No mesmo dia, o presidente do Senado devolveu a medida provisóriapela qual Bolsonaro pretendia reestabelecer a transferência da Funai e da demarcação de terras indígenas para o Ministério da Agricultura, medidas rejeitadas pelo Congresso em maio. A MP afrontava, numa canetada, o Legislativo e a Constituição. A lei proíbe a reedição de medida provisória sobre matéria rejeitada pelo Congresso na mesma sessão legislativa.
Não bastassem os atritos com o Parlamento, o presidente ainda entrou em controvérsia com o governador de São Paulo, João Doria (PSDB), seu aliado na campanha, acerca de um hipotético autódromo para hipotéticos Grandes Prêmios de Fórmula 1 no Rio de Janeiro, retirando-os de Interlagos.

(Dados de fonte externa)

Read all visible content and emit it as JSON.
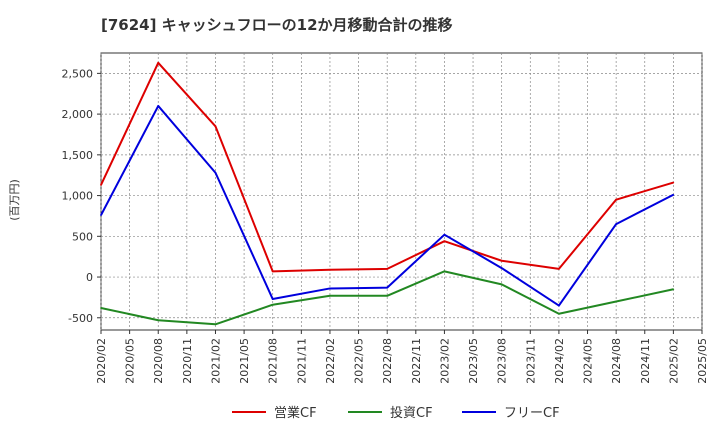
{
  "chart_data": {
    "type": "line",
    "title": "[7624]  キャッシュフローの12か月移動合計の推移",
    "ylabel": "(百万円)",
    "xlabel": "",
    "ylim": [
      -650,
      2750
    ],
    "y_ticks": [
      -500,
      0,
      500,
      1000,
      1500,
      2000,
      2500
    ],
    "y_tick_labels": [
      "-500",
      "0",
      "500",
      "1,000",
      "1,500",
      "2,000",
      "2,500"
    ],
    "x_ticks": [
      "2020/02",
      "2020/05",
      "2020/08",
      "2020/11",
      "2021/02",
      "2021/05",
      "2021/08",
      "2021/11",
      "2022/02",
      "2022/05",
      "2022/08",
      "2022/11",
      "2023/02",
      "2023/05",
      "2023/08",
      "2023/11",
      "2024/02",
      "2024/05",
      "2024/08",
      "2024/11",
      "2025/02",
      "2025/05"
    ],
    "grid": true,
    "legend_position": "bottom",
    "series": [
      {
        "name": "営業CF",
        "color": "#dd0000",
        "x": [
          "2020/02",
          "2020/08",
          "2021/02",
          "2021/08",
          "2022/02",
          "2022/08",
          "2023/02",
          "2023/08",
          "2024/02",
          "2024/08",
          "2025/02"
        ],
        "values": [
          1130,
          2630,
          1850,
          70,
          90,
          100,
          440,
          200,
          100,
          950,
          1160
        ]
      },
      {
        "name": "投資CF",
        "color": "#228822",
        "x": [
          "2020/02",
          "2020/08",
          "2021/02",
          "2021/08",
          "2022/02",
          "2022/08",
          "2023/02",
          "2023/08",
          "2024/02",
          "2024/08",
          "2025/02"
        ],
        "values": [
          -380,
          -530,
          -580,
          -340,
          -230,
          -230,
          70,
          -90,
          -450,
          -300,
          -150
        ]
      },
      {
        "name": "フリーCF",
        "color": "#0000dd",
        "x": [
          "2020/02",
          "2020/08",
          "2021/02",
          "2021/08",
          "2022/02",
          "2022/08",
          "2023/02",
          "2023/08",
          "2024/02",
          "2024/08",
          "2025/02"
        ],
        "values": [
          760,
          2100,
          1280,
          -270,
          -140,
          -130,
          520,
          110,
          -350,
          650,
          1010
        ]
      }
    ]
  }
}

Esses atropelos resultam do mal entendimento do modelo político brasileiro. As regras atuais foram pensadas para que ele fosse mais durável e mais eficaz do que o da Constituição de 1946. Tiveram sucesso. O presidente ficou relativamente mais forte, e o Congresso, relativamente mais fraco.
O Senado conquistou o poder de iniciar legislação, equiparando-se à Câmara em vários aspectos. Aumentou-se também a dependência do presidente em relação à coalizão no Legislativo —o presidente, porém, é dotado de mais recursos para formar e coordenar essa coalizão.
Como a representação partidária nas duas Casas não tem a mesma composição, o presidente, no limite, precisa organizar e gerenciar uma coalizão bifronte, estabelecendo convergência e sincronia entre suas duas cabeças. Não é tarefa fácil, em um sistema multipartidário heterogêneo e fragmentado.
A coalizão se tornou um imperativo da governabilidade porque é improvável que o partido do presidente alcance a maioria nas duas Casas do Legislativo —e praticamente impossível que faça sozinho a maioria necessária para emendar a Constituição (60%). O eleitorado brasileiro é muito heterogêneo, social e regionalmente. A correlação eleitoral de forças entre os partidos varia muito ao longo da federação.
As características sociológicas do eleitorado, a lógica da representação proporcional com lista aberta e as regras para organização partidária propiciam e incentivam a fragmentação partidária.
Essa combinação dificulta ainda mais a conquista da maioria parlamentar por um só partido, além de gerar bancadas com agendas mais diferenciadas, carregadas de demandas locais, corporativistas e setoriais. Um presidente minoritário fica refém de maiorias muito ocasionais. Elas se formam, em geral, apenas em temas da agenda que refletem verdadeira emergência nacional ou interesses de forças socioeconômicas poderosas o suficiente para pressionar o Congresso.